As coligações que historicamente viabilizavam o acesso às cadeiras de deputados foram riscadas da legislação e substituídas pelas federações partidárias. Para instituir essa nova modalidade de consórcio político no Brasil, a Lei nº 14.208, de 28 de setembro de 2021, adicionou um artigo à Lei nº 9.096/95, que disciplina os partidos políticos, e outro à Lei nº 9.504/97, que é a lei eleitoral propriamente dita. Em vista das suas peculiaridades, algumas considerações se justificam.

 De início, importa esclarecer que a partir desse novo e escancaradamente exótico regramento jurídico, dois ou mais partidos têm o direito de reunir-se através de federação. Após ser formalizada e averbada pelos interessados perante o TSE, juntamente com um programa e um estatuto, a mesma passará a existir e atuar como se fosse uma única agremiação. Até aqui, conforme se constata sem maior esforço, as características descritas remetem à ideia de uma coligação reciclada. 

Relativamente ao padrão de vínculo estabelecido entre as siglas, a par de inédito e pouco convincente, caracteriza-se pela sua despropositada rigidez num país onde os partidos se aproximam ou se afastam conforme a direção e o odor dos ventos.

Afinal, enquanto as coligações eram alianças locais e transitórias, fadadas ao desaparecimento após o pleito, as federações têm abrangência nacional e perduram por no mínimo quatro anos.

Nesse contexto com ares de ficção, o partido que optar pelo rompimento prematuro do pacto e, com isso, se retirar do condomínio, sofrerá sanções severas, cumulativas e nitidamente desproporcionais: estará proibido de ingressar em outra federação, não poderá celebrar coligação majoritária nas duas eleições seguintes e, por fim, ficará impossibilitado de acessar o fundo partidário até que aquele prazo escoe.

  Pretensiosa, a lei nova também dispôs que as federações, tanto no curso das campanhas eleitorais quanto posteriormente, no âmbito do funcionamento parlamentar, estarão submetidas a todas as normas que regem a escolha e registro de candidatos, arrecadação e aplicação de recursos, propaganda, contagem de votos, obtenção de vagas, prestação de contas e convocação de suplentes.

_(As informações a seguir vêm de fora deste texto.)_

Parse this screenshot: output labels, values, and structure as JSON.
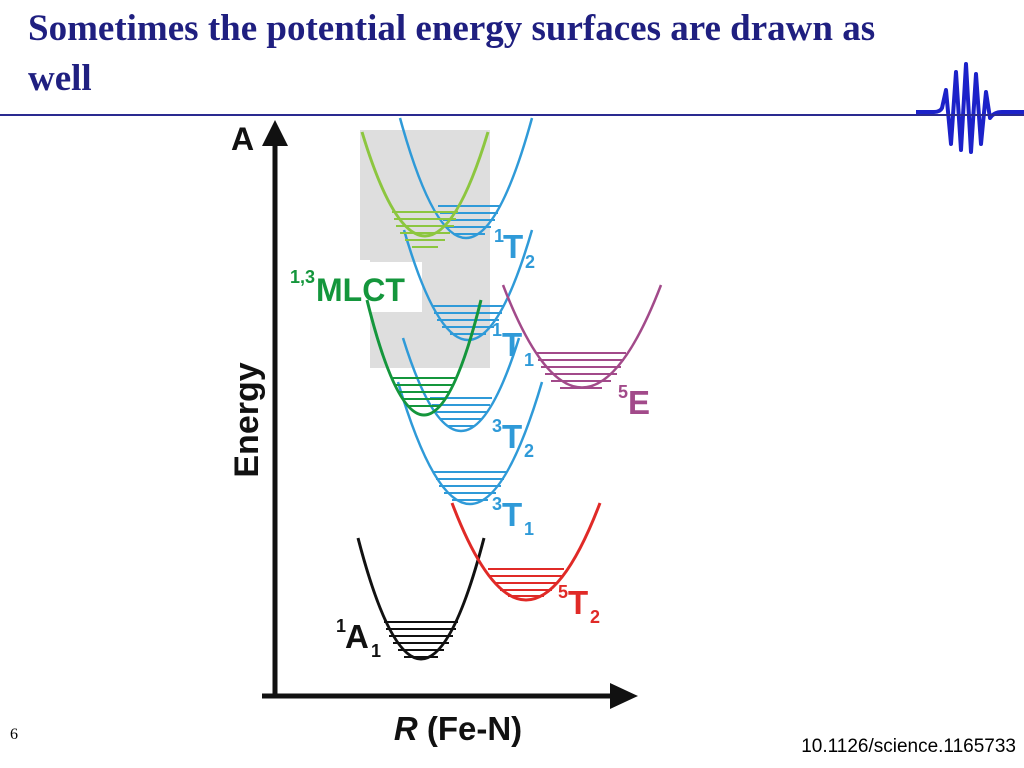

E aqui é que estão as maiores probabilidades de desavenças e escaramuças entre os sócios: fatiar a grana pública, os carguinhos nos parlamentos e as suplências – que deixam de ser partidárias para pertencer à federação.

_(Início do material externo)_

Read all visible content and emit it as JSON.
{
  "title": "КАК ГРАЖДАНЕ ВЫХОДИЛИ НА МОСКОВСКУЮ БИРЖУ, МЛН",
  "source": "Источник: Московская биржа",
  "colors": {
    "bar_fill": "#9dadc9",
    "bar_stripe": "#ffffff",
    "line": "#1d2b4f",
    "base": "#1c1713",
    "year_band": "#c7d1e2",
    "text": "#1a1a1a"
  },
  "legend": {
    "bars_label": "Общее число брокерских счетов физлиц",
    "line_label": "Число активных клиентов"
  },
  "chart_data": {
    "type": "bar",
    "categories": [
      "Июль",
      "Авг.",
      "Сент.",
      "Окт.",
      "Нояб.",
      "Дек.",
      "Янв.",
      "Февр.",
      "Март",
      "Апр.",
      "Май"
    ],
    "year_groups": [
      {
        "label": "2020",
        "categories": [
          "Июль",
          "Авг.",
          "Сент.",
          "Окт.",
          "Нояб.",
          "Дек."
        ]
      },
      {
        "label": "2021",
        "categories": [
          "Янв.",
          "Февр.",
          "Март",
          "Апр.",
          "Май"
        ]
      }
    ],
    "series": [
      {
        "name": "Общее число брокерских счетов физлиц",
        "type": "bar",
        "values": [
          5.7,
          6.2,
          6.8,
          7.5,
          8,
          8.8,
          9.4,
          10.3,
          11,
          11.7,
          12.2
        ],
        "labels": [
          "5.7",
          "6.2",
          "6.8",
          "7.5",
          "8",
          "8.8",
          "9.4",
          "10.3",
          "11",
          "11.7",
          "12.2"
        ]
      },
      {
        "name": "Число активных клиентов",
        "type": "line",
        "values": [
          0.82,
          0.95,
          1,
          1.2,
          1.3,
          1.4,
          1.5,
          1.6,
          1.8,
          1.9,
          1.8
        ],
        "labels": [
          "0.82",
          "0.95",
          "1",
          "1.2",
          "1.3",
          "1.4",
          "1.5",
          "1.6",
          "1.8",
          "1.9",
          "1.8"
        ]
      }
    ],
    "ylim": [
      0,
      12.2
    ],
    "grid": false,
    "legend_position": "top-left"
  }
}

 Se se trata de mais uma jabuticaba no país de Macunaíma ou da (improvável) evolução do sistema limando arestas, somente as urnas e o tempo evidenciarão. Entretanto, o caráter forçado e de burla à proibição constitucional das coligações emerge explícito. Porém, o mais patético, senão grotesco de tudo, é que as bancadas que lideraram a aprovação da salvação da própria pele no Congresso Nacional são exatamente as mesmas que agora mais reclamam dos efeitos derivados da lei. Alea jacta est.

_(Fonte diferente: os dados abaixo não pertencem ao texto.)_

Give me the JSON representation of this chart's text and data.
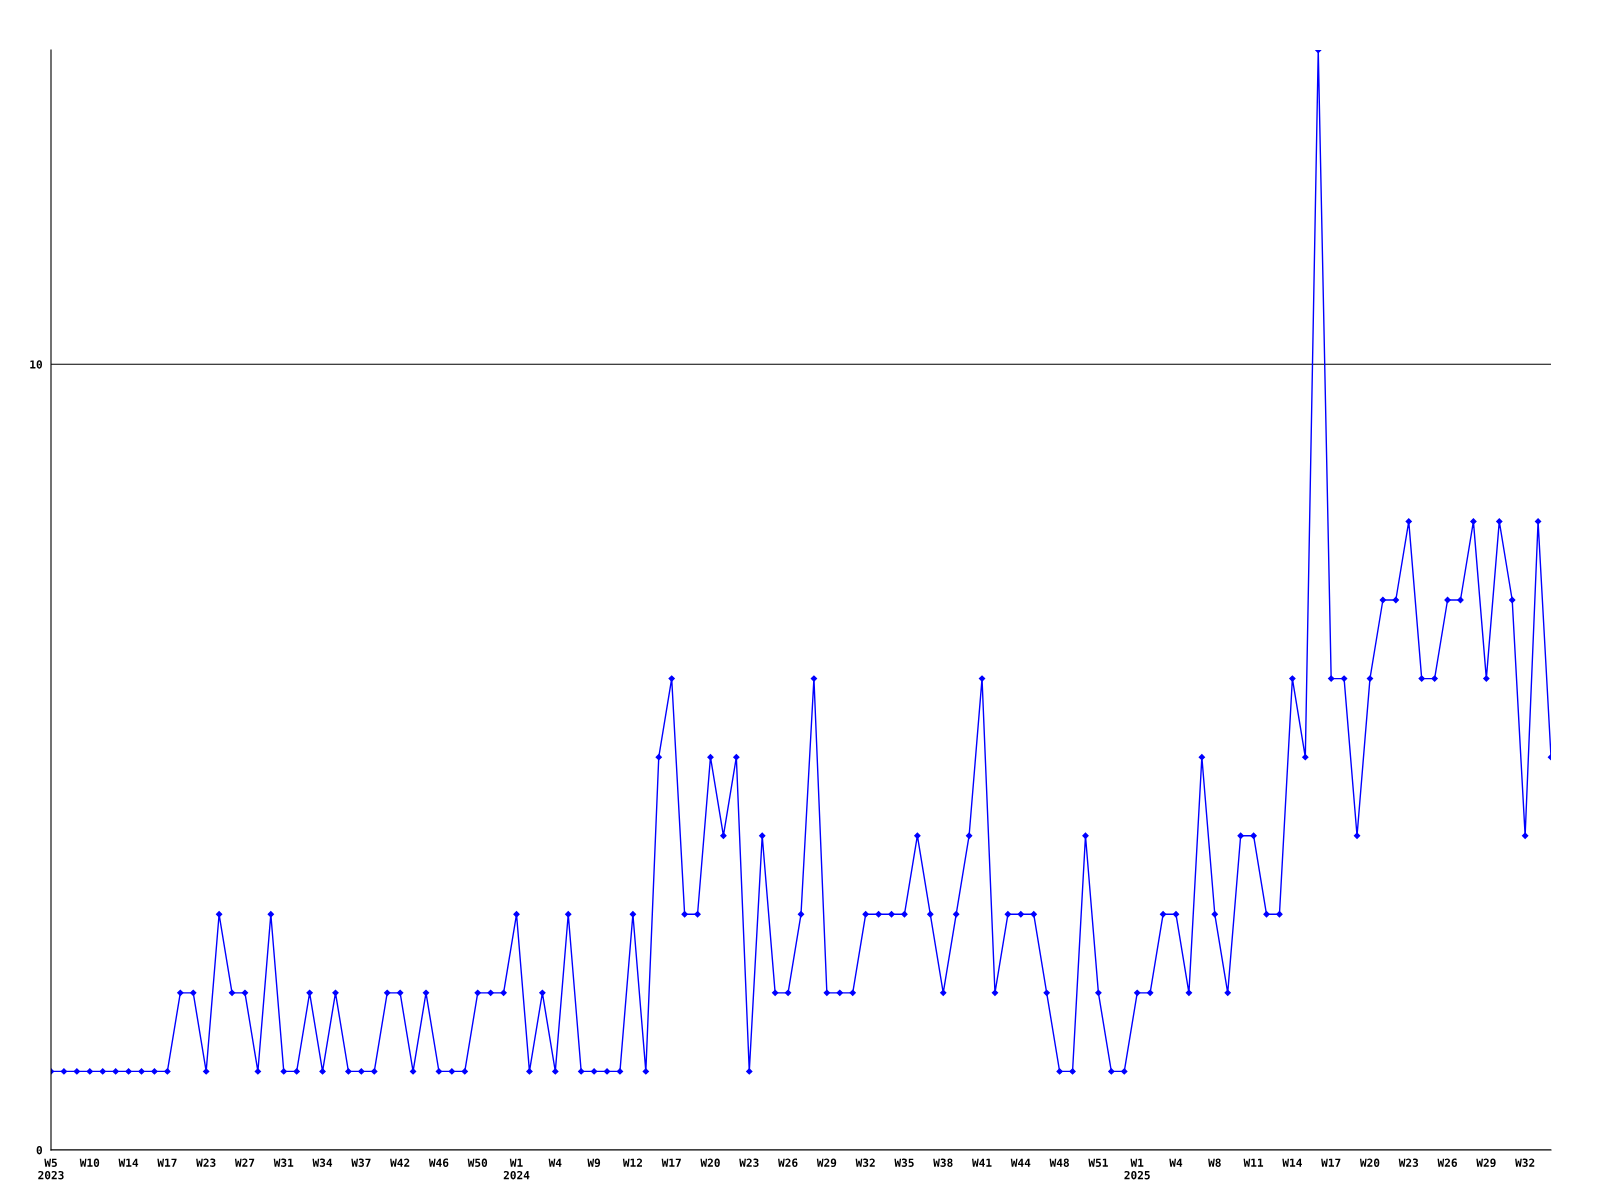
{
  "chart_data": {
    "type": "line",
    "categories": [
      "W5\n2023",
      null,
      null,
      "W10",
      null,
      null,
      "W14",
      null,
      null,
      "W17",
      null,
      null,
      "W23",
      null,
      null,
      "W27",
      null,
      null,
      "W31",
      null,
      null,
      "W34",
      null,
      null,
      "W37",
      null,
      null,
      "W42",
      null,
      null,
      "W46",
      null,
      null,
      "W50",
      null,
      null,
      "W1\n2024",
      null,
      null,
      "W4",
      null,
      null,
      "W9",
      null,
      null,
      "W12",
      null,
      null,
      "W17",
      null,
      null,
      "W20",
      null,
      null,
      "W23",
      null,
      null,
      "W26",
      null,
      null,
      "W29",
      null,
      null,
      "W32",
      null,
      null,
      "W35",
      null,
      null,
      "W38",
      null,
      null,
      "W41",
      null,
      null,
      "W44",
      null,
      null,
      "W48",
      null,
      null,
      "W51",
      null,
      null,
      "W1\n2025",
      null,
      null,
      "W4",
      null,
      null,
      "W8",
      null,
      null,
      "W11",
      null,
      null,
      "W14",
      null,
      null,
      "W17",
      null,
      null,
      "W20",
      null,
      null,
      "W23",
      null,
      null,
      "W26",
      null,
      null,
      "W29",
      null,
      null,
      "W32",
      null,
      null
    ],
    "series": [
      {
        "color": "#0000ff",
        "values": [
          1,
          1,
          1,
          1,
          1,
          1,
          1,
          1,
          1,
          1,
          2,
          2,
          1,
          3,
          2,
          2,
          1,
          3,
          1,
          1,
          2,
          1,
          2,
          1,
          1,
          1,
          2,
          2,
          1,
          2,
          1,
          1,
          1,
          2,
          2,
          2,
          3,
          1,
          2,
          1,
          3,
          1,
          1,
          1,
          1,
          3,
          1,
          5,
          6,
          3,
          3,
          5,
          4,
          5,
          1,
          4,
          2,
          2,
          3,
          6,
          2,
          2,
          2,
          3,
          3,
          3,
          3,
          4,
          3,
          2,
          3,
          4,
          6,
          2,
          3,
          3,
          3,
          2,
          1,
          1,
          4,
          2,
          1,
          1,
          2,
          2,
          3,
          3,
          2,
          5,
          3,
          2,
          4,
          4,
          3,
          3,
          6,
          5,
          14,
          6,
          6,
          4,
          6,
          7,
          7,
          8,
          6,
          6,
          7,
          7,
          8,
          6,
          8,
          7,
          4,
          8,
          5
        ]
      }
    ],
    "ylim": [
      0,
      14
    ],
    "yticks": [
      0,
      10
    ],
    "grid": "y",
    "marker": "diamond",
    "line_style": "solid",
    "legend": false
  }
}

Nota do editor: neste domingo, o jornalista Lauro Jardim, em sua coluna em O Globo, informa que partidos interessados em criar uma federação para este ano, estudam mudanças na lei para permitir que o consórcio se encerre no ano seguinte à eleição: “se tal ideia prosperar a federação de partidos seria uma ficção que valeria somente para 2022”

Antônio Augusto Mayer dos Santos é advogado especialista em direito eleitoral, professor e escritor. Autor de “Campanha Eleitoral – Teoria e Prática” (Verbo Jurídico).